最初は「天皇」を「皇帝・天皇・国王」のように読み替えて「元号」と「時代・王朝」の間に挟むことも考えました。そうすれば、全て共通のデータ構造になるからです。
しかし
・日本の場合「将軍」や「総理大臣」という軸も考えられてなかなか複雑であること
・基本的には天皇の交代時に改元されがもし例外があった場合の処理が複雑になること
・中国/朝鮮半島/ベトナムの元号の詳細が勉強不足で分かっていないこと
メインコンセプトである「西暦による各国元号の串刺し」には直接関係しないこと
から、断念しました。

2. 主な問題点と変更点
(1)2時代に跨がる元号の存在
実は「時代・王朝」の対応には、問題がありました。
日本では1つの元号が2つの時代に跨がることがあり、例えば「延暦」は西暦782年〜806年のため奈良時代と平安時代の両方に属します。

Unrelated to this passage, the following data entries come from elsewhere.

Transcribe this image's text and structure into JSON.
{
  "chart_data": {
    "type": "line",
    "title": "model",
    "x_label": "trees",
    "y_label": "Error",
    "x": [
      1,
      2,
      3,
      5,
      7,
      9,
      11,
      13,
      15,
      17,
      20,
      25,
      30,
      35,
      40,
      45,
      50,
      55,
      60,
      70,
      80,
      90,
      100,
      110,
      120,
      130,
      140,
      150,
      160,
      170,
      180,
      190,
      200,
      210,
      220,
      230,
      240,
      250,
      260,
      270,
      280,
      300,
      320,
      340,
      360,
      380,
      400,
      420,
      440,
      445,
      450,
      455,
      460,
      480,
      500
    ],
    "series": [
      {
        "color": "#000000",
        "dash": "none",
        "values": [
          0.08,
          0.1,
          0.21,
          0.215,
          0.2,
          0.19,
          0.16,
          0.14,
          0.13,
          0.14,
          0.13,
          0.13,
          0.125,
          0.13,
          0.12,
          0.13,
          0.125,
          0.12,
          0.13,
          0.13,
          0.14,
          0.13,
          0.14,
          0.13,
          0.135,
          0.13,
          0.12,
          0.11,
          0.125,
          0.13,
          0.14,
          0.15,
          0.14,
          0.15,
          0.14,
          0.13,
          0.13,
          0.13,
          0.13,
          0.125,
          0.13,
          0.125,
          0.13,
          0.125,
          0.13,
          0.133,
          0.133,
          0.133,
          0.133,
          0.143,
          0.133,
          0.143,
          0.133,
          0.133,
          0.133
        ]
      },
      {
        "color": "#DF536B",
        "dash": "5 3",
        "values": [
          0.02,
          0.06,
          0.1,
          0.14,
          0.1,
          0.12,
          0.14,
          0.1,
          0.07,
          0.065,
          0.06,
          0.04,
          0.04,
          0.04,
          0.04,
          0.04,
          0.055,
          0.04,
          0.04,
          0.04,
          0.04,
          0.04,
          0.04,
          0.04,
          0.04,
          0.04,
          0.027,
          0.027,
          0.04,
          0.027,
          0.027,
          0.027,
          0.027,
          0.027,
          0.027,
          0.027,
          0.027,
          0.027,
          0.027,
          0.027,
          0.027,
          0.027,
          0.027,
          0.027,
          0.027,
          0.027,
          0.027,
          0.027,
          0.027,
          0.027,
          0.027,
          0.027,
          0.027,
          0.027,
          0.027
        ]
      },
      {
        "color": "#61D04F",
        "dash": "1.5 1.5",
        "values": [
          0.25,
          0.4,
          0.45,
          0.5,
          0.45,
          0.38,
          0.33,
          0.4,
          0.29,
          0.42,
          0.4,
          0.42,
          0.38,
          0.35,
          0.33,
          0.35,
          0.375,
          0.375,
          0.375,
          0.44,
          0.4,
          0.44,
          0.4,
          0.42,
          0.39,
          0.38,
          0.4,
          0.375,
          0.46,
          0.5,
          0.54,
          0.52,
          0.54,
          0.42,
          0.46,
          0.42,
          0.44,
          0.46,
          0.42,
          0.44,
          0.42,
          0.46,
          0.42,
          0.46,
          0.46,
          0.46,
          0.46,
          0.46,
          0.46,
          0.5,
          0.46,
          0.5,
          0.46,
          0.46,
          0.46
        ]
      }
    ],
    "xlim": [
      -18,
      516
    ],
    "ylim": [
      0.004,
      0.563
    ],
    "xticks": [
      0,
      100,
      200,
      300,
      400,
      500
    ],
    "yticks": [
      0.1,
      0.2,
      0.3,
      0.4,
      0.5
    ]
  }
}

少し複雑になりますが、「元号」のデータを2時代分重複してもつことで対応可能なので、正規化して「元号_時代・王朝」を設けました。

(2)「西暦」を削除
西暦ID = 西暦 で問題なさそうなので、「西暦」を作ったのはちょっとやり過ぎでした。
(が、下図のように消してから気が付きましたが、リソース設計用のデータ構造を示すだけなのでの残しておいた方が良かったように思えます。)

ということで変更後のER図を以下に示します。

3. 課題
(1)正規化し過ぎ
このER図は、リソース設計を行うためのデータの構造化として作成しました。
CRUDのうち基本的に使用するのは「C」と「R」のみで、しかも「C」を行うのは管理者のみであることを考えると、ほとんどの処理は「R」で、管理者がたまに簡単な「C」と「R」を行うのみであることを考えると(2012/01/09修正。改元時に終期の「U」があることの考慮もれ)、ここまでの正規化は行き過ぎかもしれません。
また現状では、RDBではなくGAEのBigTableに載せることを考えています。「元号年」のデータ数は多く見ても1万件程度のオーダーですので、ごりごりテーブルを結合させても大丈夫かと思いますが、詳細設計の段階では正規化を崩すことの検討も必要です。

(2)歴史学上の議論
元号、王朝、時代、その他諸々、今回のアプリで扱うデータの値にはいろいろ議論のあるところです。いくつかバリエーションを持たせることも不可能ではありませんが、ここでは何かひとつ決めうちで対応することにします。
たとえば「元号の読み」ですが、明治以前は明示されていないため複数の読み方が成立します。しかし今回は複数の読は対応せず、私の独断と偏見で読みを1つに絞らせて頂きます。

4. 要求の再確認
要求を上から順番に確認し、実現できないものないことを確認して本日は終了です。
○1. 機能要求
 ○1-1. 西暦から和暦を知りたい(例:西暦2012年 -> 平成24年)
  ○1-1-1. 西暦に対応する和暦が存在しない場合は、その旨を教えて欲しい
  ○1-1-2. 西暦に対応する和暦が複数存在する場合
   ○1-1-2-1. 改元の場合は、改元月日と併せて全和暦を表示して欲しい
   ○1-1-2-2. 南北朝期の場合は、南朝/北朝両方の和暦を表示して欲しい
 ○1-2. 和暦から西暦を知りたい(例:平成24年 -> 西暦2012年)
 ○1-3. 元号から和暦情報を知りたい
  ○1-3-1. 和暦情報としては少なくとも以下の項目が欲しい
      元号名、元号名の読み、元号の年数、始期(年月日)、終期(年月日)、天皇名、天皇名の読み
  1-3-2. 元号名の部分一致で和暦情報を検索したい
  1-3-3. 元号名の読みの部分一致で和暦情報を検索したい
 1-4. 天皇から和暦情報を知りたい
  1-4-1. 天皇名で和暦情報を部分一致検索したい
  1-4-2. 天皇名の読みで和暦情報を部分一致検索したい
 1-5. 他アプリへのサービス提供を可能とするためJSON形式のデータが欲しい
 1-6. もちろん人間の読みやすい形でのデータも欲しい
○2.非機能要求
 2-1. 他の元号使用国(中国、ベトナム、朝鮮半島)用機能の追加が容易な設計にして欲しい
 2-2. 機密情報は扱わず、ユーザー管理も行わないのでセキュリティに配慮する必要はない

以上、お疲れさまでした。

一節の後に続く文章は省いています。